One such example, involved the creation of a series of detailed DTM’s to understand the topography of the ancient Greek and Roman city. In the late nineteenth and early twentieth centuries, during the early years of the excavations at Corinth, a huge excavation dump created an artificial peninsula of land that extended from Temple Hill (where the Temple of Apollo sits) out to the north (Fig. 4). The total length of the artificial mound is approximately 200 meters and its maximum height is approximately 15 meters. In the modern day, the excavation dump literally obscures a clear view of the nature of the topography of the ancient landscape. It was decided that the modern dump would need to be digitally removed in order to analyze the ancient topography underneath the excavation dump.

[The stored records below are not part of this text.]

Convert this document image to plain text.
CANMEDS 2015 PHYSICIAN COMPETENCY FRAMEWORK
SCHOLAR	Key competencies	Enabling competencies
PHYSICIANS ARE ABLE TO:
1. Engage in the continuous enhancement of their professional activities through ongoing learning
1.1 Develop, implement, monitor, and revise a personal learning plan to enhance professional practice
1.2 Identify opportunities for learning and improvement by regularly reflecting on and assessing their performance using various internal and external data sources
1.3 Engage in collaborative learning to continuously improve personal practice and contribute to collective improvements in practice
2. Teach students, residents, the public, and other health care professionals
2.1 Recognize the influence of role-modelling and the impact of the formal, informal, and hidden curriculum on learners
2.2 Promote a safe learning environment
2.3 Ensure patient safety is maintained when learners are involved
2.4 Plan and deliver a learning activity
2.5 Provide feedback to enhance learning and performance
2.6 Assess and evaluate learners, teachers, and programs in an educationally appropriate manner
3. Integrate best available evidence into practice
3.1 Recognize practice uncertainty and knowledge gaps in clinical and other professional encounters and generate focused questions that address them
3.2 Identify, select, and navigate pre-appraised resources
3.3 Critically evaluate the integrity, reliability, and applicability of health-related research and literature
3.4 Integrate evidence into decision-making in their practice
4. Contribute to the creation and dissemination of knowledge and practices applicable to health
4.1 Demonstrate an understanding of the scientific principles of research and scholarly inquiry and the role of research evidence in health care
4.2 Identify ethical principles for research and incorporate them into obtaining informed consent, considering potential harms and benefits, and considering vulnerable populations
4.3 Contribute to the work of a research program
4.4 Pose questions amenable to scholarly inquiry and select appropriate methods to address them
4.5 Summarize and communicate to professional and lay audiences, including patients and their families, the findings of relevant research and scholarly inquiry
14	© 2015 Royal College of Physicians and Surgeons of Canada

First, a DTM was built from the contours of the topographic map, reflecting the appearance of the area in the modern day (Fig. 2). The model accurately represented the modern day topography of Corinth, clearly illustrating the relationship (and focus of the excavation) between the excavation and the dump.
The second DTM was created by connecting the contour lines east and west of the artificial peninsula of land to create what may be a reasonable representation of the landscape before the excavation dump was created (Fig. 3).
The next figure (Fig. 4) clearly illustrates how immense the excavation dump was when it was created during excavation of the forum area in the late 19th and early 20th century. The next figure shows the excavation dump as it appears today, as a major man made topographic feature (Fig. 5).
The lab has used Autodesk Inc. 3D Studio MAX to generate renderings and animations of the DTM of the 35 square kilometer area of Corinth, some including the colonial and Roman grid, the Greek city walls and the area from Acrocorinth in the south to the the Gulf of Corinth in the north. These images have assisted in the re-creation of the landscape and are especially useful in demonstrating gross topographic features. A static 3D model of the landscape looking south from the Gulf of Corinth was created (Fig. 7), the lab then produced a 3D “fly through” of the environs surrounding Corinth. (Fig. 6)
A further reconstruction of the ancient landscape was created by combining the three dimensional terrain with the location of the Roman colony, Greek city walls, and Roman land division.(Fig. 7).